Clayton J. Callahan
Completed 9/12/2015, Reviewed 9/14/2015
2 stars
Whenever I read a space opera or an action book, I always
need to preface it with the statement that I generally don’t like these types
of books, although I am starting to appreciate them more. I do much better watching a movie of this sub-genre
than reading it. Fortunately, this book
was short enough that it kept my attention and I could actually appreciate that
it was a rather fun action-adventure novel.

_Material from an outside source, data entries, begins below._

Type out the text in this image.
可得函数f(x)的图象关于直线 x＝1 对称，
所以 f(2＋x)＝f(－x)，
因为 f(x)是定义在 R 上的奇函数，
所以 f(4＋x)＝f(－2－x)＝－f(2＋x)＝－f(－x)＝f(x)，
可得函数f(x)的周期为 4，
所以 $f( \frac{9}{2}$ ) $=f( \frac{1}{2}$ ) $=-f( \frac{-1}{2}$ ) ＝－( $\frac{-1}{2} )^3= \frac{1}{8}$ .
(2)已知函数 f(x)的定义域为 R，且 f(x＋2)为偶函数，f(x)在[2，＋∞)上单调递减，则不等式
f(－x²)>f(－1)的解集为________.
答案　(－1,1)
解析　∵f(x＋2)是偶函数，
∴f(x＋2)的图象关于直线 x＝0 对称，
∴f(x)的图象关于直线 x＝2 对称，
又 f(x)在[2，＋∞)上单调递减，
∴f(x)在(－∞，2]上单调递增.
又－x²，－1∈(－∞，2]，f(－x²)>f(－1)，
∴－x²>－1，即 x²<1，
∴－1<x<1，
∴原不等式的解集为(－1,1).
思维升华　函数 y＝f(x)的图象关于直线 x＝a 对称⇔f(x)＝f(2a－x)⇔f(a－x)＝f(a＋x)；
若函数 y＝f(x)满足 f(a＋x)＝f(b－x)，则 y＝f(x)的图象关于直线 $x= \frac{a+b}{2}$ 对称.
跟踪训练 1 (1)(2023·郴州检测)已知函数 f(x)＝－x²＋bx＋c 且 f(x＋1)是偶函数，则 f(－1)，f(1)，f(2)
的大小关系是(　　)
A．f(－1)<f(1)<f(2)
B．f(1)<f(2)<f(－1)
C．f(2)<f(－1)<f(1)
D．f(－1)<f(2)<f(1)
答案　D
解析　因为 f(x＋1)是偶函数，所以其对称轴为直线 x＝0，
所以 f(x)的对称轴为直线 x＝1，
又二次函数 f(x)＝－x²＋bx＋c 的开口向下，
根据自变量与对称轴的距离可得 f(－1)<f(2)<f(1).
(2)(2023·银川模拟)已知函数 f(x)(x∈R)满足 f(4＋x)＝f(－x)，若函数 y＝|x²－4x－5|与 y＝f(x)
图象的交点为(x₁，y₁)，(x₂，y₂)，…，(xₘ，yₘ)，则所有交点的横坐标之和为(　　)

Liddy is a smuggler. Usually
extremely cautious, she has one slip and is sent to a prison planet for twenty
years. After three years, the governor
asks her to participate in a rescue mission to find her missing-in-action son in
exchange for a full pardon. Guess who’s on the mission: Agent Reed who busted her in the first
place. Together with a crusty pilot and
a couple of uber-religious telepathic engineer aliens, they must travel to an
enemy solar system and fight ugly blue aliens to find the governor’s son and
win Liddy her freedom. Unfortunately, amid
all this fun, I had some issues that made reading the book a less than pleasant
experience.
The problem I had with the book was the writing style. The book is told in third person past tense,
but it reads as if an average person was recounting a story in a loud bar. This level of informality of the prose made
it a tough read for me. I often had
difficulty wrapping my inner reading mouth around many of the phrases in the
prose. I accept informality in dialogue
or in a character’s mind, but I find that the rest of the narration needed to contain
less colloquialisms and more formal word choices. It would have helped offset and emphasize the
informality of the characters.
There’s a sense that this book has the intended audience of
a thirteen year old boy, or a reader looking for a teenage male action movie
experience. The descriptions of Liddy
and her clothing often felt very self-conscious, like how I remember my friends
talking about girls when I was a teenage boy, and how I tried to mimic them. At the same time, Liddy is a very powerful,
self-actualized female character. Most
of the other female supporting characters were powerful as well. There’s definitely good intention with the portrayal
of women, but the obsession with Liddy’s blond hair, makeup, bras, and cling
pants was almost embarrassing.
There’s also an awkwardness to the approach to religion in
the prose. When it pops up, it’s very
obvious. It never feels organic to the
characters. It feels manually injected
into the dialogues like propaganda, as if the target audience was Christian
thirteen year old boys. At the same
time, along with the strong portrayal of women, there’s positive portrayal of
other religions, races, and sexual orientations. In fact, I was really moved by the gay theme towards the end. The author’s
intentions are excellent, but I think it all needed to be executed better in
the writing style.
My last thought is that this book has a lot of action stuffed in a very short package. The style and tone, and perhaps the cover art, made me think that this might have been an excellent graphic novel. The right illustrator could have smoothed the clunky prose and made made the themes like religion and race seem more organic to the characters and ironically, less cartoonish.
My last thought is that this book has a lot of action stuffed in a very short package. The style and tone, and perhaps the cover art, made me think that this might have been an excellent graphic novel. The right illustrator could have smoothed the clunky prose and made made the themes like religion and race seem more organic to the characters and ironically, less cartoonish.
I have to give this book two out of five stars. There are a lot of problems with it, but
there’s a lot of good intentions. I
think if it were workshopped in a critical environment or made into a graphic novel, it could have smoothed
a lot of its issues, making it more palatable for an adult reader. But I’d like to see how a teen boy would
enjoy the book, just to prove my theory that he’s the target audience.